-----Original Message----- From: wikien-l-bounces@lists.wikimedia.org [mailto:wikien-l-bounces@lists.wikimedia.org] On Behalf Of Andreas Kolbe Sent: 13 May 2011 06:58 To: English Wikipedia Subject: Re: [WikiEN-l] Otto Middleton (a morality tale)
Scott's argument is that many press reports publish shite, and that as a result we have lots of shite in our BLPs. My argument is that much of that shite is defended by editors saying, "A reliable source wrote about it, and you wanting to delete it violates WP:V, because you see, policy says it
does
not matter whether editors believe it is true or not."
If we can't use sources to judge truth, and we can't use expert knowledge without sources, what third option remains?
Editorial judgment -- we have to be allowed to judge the reliability of sources, and the quality of their research. Otherwise we're just indiscriminate parrots, regurgitating a random mix of knowledge and crap. A.
Bingo.
The problem is that Wikipedians like to make the complex world simple, in order to create nice rules and pretend that what we do is objective and editorial judgement and POV can be excluded. This is a myth and a dangerous one.
We end up with people saying "well, is the NYT a reliable source or not?" "Is the News of the World?". And then the argument goes "if you exclude them, you can't report Michael Jackson's death until a book gets written" (see earlier post)
Bollocks. You just need to use a little common sense.
If the NOTW or the Sun runs a headline saying "Michael Jackson is dead" - it is highly unlikely to be wrong. And even if it is wrong, the error will soon be news itself, and the Wikipedia article gets corrected. This is verification enough.

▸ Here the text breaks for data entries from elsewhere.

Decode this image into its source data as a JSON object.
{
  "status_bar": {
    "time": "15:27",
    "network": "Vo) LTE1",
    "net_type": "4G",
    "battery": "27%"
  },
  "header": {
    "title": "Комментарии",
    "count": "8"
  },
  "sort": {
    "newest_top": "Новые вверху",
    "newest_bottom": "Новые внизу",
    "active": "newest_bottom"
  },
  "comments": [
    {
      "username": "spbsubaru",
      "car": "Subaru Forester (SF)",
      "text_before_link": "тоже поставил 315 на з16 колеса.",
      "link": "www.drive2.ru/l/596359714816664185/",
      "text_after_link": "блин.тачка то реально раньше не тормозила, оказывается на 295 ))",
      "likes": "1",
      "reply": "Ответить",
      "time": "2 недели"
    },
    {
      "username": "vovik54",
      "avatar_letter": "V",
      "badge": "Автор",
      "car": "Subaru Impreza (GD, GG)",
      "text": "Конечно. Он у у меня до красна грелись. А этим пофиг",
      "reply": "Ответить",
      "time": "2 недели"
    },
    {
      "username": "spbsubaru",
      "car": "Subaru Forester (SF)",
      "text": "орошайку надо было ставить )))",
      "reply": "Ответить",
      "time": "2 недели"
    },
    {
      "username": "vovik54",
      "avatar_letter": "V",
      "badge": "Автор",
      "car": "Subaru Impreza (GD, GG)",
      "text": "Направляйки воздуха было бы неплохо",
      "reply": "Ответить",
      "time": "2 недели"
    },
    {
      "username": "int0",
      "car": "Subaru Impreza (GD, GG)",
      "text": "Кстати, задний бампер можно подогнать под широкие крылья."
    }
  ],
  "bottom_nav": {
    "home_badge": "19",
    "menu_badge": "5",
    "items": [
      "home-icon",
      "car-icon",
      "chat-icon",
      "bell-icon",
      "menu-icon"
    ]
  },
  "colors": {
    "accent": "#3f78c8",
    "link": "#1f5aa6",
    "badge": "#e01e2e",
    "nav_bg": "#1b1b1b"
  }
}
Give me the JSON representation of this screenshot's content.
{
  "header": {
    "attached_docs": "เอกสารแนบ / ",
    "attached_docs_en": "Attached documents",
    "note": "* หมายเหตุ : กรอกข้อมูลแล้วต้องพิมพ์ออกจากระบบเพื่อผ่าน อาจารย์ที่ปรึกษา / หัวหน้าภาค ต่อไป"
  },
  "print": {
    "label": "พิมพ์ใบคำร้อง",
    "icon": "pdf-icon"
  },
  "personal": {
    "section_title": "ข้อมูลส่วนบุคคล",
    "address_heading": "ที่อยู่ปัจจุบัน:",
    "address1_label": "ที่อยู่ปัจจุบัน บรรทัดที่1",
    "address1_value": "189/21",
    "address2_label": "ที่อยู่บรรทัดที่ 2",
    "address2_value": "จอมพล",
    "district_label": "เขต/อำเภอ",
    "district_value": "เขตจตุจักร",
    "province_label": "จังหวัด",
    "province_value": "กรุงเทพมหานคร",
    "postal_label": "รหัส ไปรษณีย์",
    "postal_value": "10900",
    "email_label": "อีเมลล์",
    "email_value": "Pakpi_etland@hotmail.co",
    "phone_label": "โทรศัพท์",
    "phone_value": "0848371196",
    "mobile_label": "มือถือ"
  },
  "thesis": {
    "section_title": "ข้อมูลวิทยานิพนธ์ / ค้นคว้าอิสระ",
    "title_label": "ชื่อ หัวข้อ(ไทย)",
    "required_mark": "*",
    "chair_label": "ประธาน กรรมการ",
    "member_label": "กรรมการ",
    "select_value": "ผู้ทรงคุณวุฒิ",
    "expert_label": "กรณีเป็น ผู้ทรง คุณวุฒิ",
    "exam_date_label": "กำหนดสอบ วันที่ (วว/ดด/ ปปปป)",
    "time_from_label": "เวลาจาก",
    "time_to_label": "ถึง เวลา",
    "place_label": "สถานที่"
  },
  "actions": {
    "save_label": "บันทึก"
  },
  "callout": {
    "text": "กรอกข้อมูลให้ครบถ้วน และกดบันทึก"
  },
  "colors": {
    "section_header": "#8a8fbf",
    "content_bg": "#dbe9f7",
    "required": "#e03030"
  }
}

However, if the NYT celebrity watch page on p37 mentions in passing that "David Hasselhoff is known to have dated a host of celebrities including a, b, c, d, and e." And on that basis someone adds to the biography of (fairly minor) actress "d" that she once dated Hasselhoff, there is fair chance the story is wrong, or that "known to" amounts to some internet rumour - or tabloid crap story - or they were seen together once, there is also a fair chance that even if bogus it will never be corrected, or no one will notice the correction. All fine, as page 37 of the NYT is soon lining a drawer - except now it is immortalised in Wikipedia, always verifiable, never disputable. And that she dated Hasselhoff is certainly a notable part of d's otherwise uneventful career.
Newspapers print celebrity hearsay - they do it regularly and on a sustained basis, and where the hearsay is trivial it will rarely be corrected and seldom be fact checked - and the same bit of crap will often be repeated in various papers. We need editors to be wise to this.
Another (current example) some adult film company has recently offered Kate Middleton's sister $5milion to do porn. It is, naturally, a publicity stunt. Someone wanted to include it as a verifiable fact on her BLP. Easily excluded as trivia. However, now the Chicago Sun-Times and other sources is reporting that according to a friend she is livid and seeking advice on her future career from Buckingham Palace. Now, this is clearly hearsay - and quite probably crap - but I've got people actually arguing that we now meet [[WP:V]], because Chicago's second biggest paper is generally regarded as a "Reliable Source". Maybe, but since when did it become an authoritative source on British socialites?
The "is this a reliable source? yes/no" binary is simply an abrogation of common sense.